He burned the old furniture and the old linoleum from the house. He ordered a bed, a kitchen table, and a chair, put them in the house, and did nothing more with it except to gradually set new panes in the windows as he found spare moments from re-shingling the barn. When that was done, he bought a tractor and a plow. He began to clear the land again.

He never left the farm. He spoke to none of the neighbors who tried to satisfy their curiosity. He did no trading at the general store. When the delivery trucks from Bridgetown filled his telephone orders, he gave unloading instructions with his order and never came out of the house while the trucks were in the yard.

CHAPTER TWELVE

Lucas Martino stood looking up at the overhead maze of bus bars that fed power to the K-Eighty-Eight. Down in the pit below his catwalk, he heard his technicians working around the thick, spherical alloy tank. One of them cursed peevishly as he snagged his coveralls on a protruding bolt head. The tank bristled with them. The production models would no doubt be streamlined and neatly painted, but here in this experimental installation, no one had seen any necessity for superfluous finishing. Except perhaps that technician.

As he watched, the technicians climbed out of the pit. The telephone rang beside him, and when he answered it the pit crew supervisor told him the tank area was cleared.

“All right. Thank you, Will. I’m starting the coolant pumps now.”

The outside of the tank began to frost. Martino dialed the power gang foreman. “Ready for test, Allan.”

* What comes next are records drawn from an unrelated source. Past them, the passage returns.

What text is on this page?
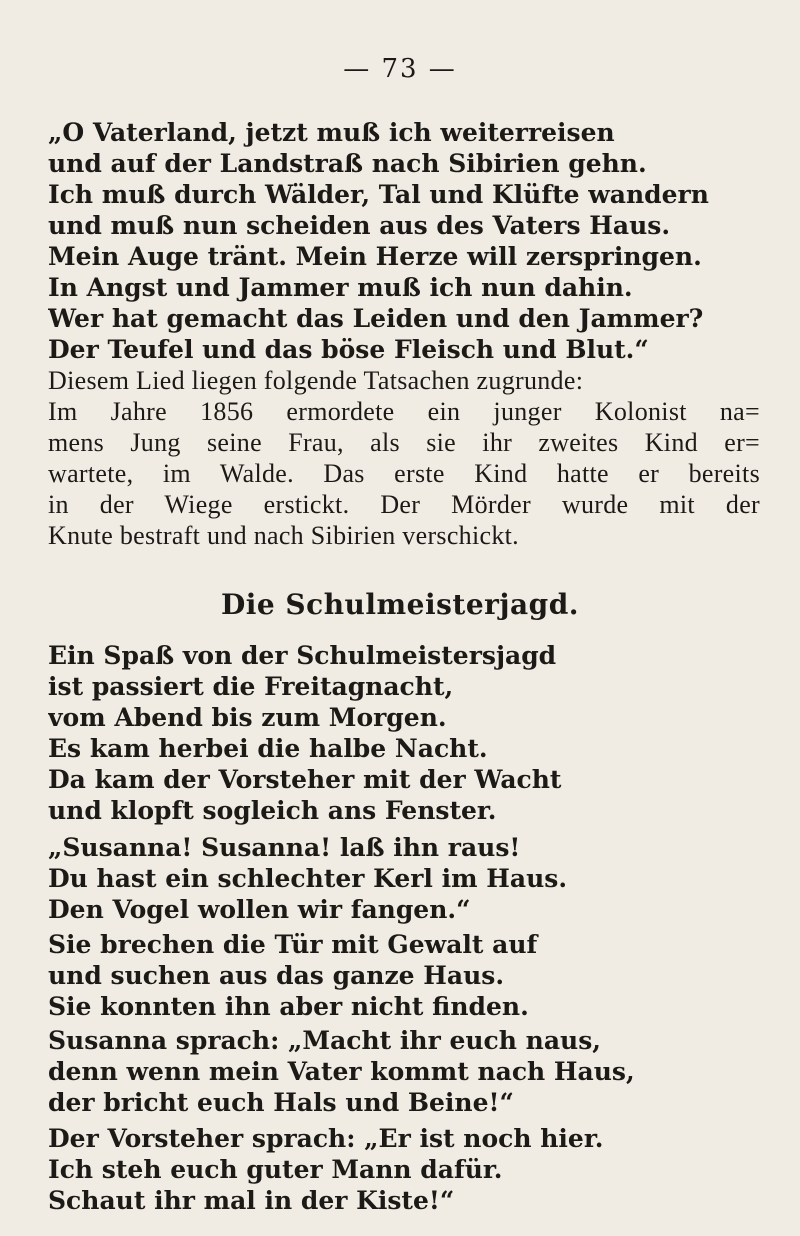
— 73 —
„O Vaterland, jetzt muß ich weiterreisen
und auf der Landstraß nach Sibirien gehn.
Ich muß durch Wälder, Tal und Klüfte wandern
und muß nun scheiden aus des Vaters Haus.
Mein Auge tränt. Mein Herze will zerspringen.
In Angst und Jammer muß ich nun dahin.
Wer hat gemacht das Leiden und den Jammer?
Der Teufel und das böse Fleisch und Blut.“
Diesem Lied liegen folgende Tatsachen zugrunde:
Im Jahre 1856 ermordete ein junger Kolonist na=
mens Jung seine Frau, als sie ihr zweites Kind er=
wartete, im Walde. Das erste Kind hatte er bereits
in der Wiege erstickt. Der Mörder wurde mit der
Knute bestraft und nach Sibirien verschickt.
Die Schulmeisterjagd.
Ein Spaß von der Schulmeistersjagd
ist passiert die Freitagnacht,
vom Abend bis zum Morgen.
Es kam herbei die halbe Nacht.
Da kam der Vorsteher mit der Wacht
und klopft sogleich ans Fenster.
„Susanna! Susanna! laß ihn raus!
Du hast ein schlechter Kerl im Haus.
Den Vogel wollen wir fangen.“
Sie brechen die Tür mit Gewalt auf
und suchen aus das ganze Haus.
Sie konnten ihn aber nicht finden.
Susanna sprach: „Macht ihr euch naus,
denn wenn mein Vater kommt nach Haus,
der bricht euch Hals und Beine!“
Der Vorsteher sprach: „Er ist noch hier.
Ich steh euch guter Mann dafür.
Schaut ihr mal in der Kiste!“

“I’ll wind ’em up,” the foreman answered. “You’ll have full power any time you want it after thirty seconds from…now. Good luck, Doctor Martino.”

“Thank you, Allan.”

He put the phone down and stood looking at the old brick wall across the enormous room. Plenty of space here, he thought. Not the way it was back in the States, when I was working with the undersized configurations because Kroenn’s equations showed I could. I knew he was wrong, somewhere, but I couldn’t prove it — I ought to know more mathematics, damn it. I do, but who can keep up with Kroenn? I remember, he was raving angry at himself for weeks when he found his own mistake.

It happens. The best of us slip a cog now and then. And it took Kroenn to see Kroenn’s mistake… Well, here we go…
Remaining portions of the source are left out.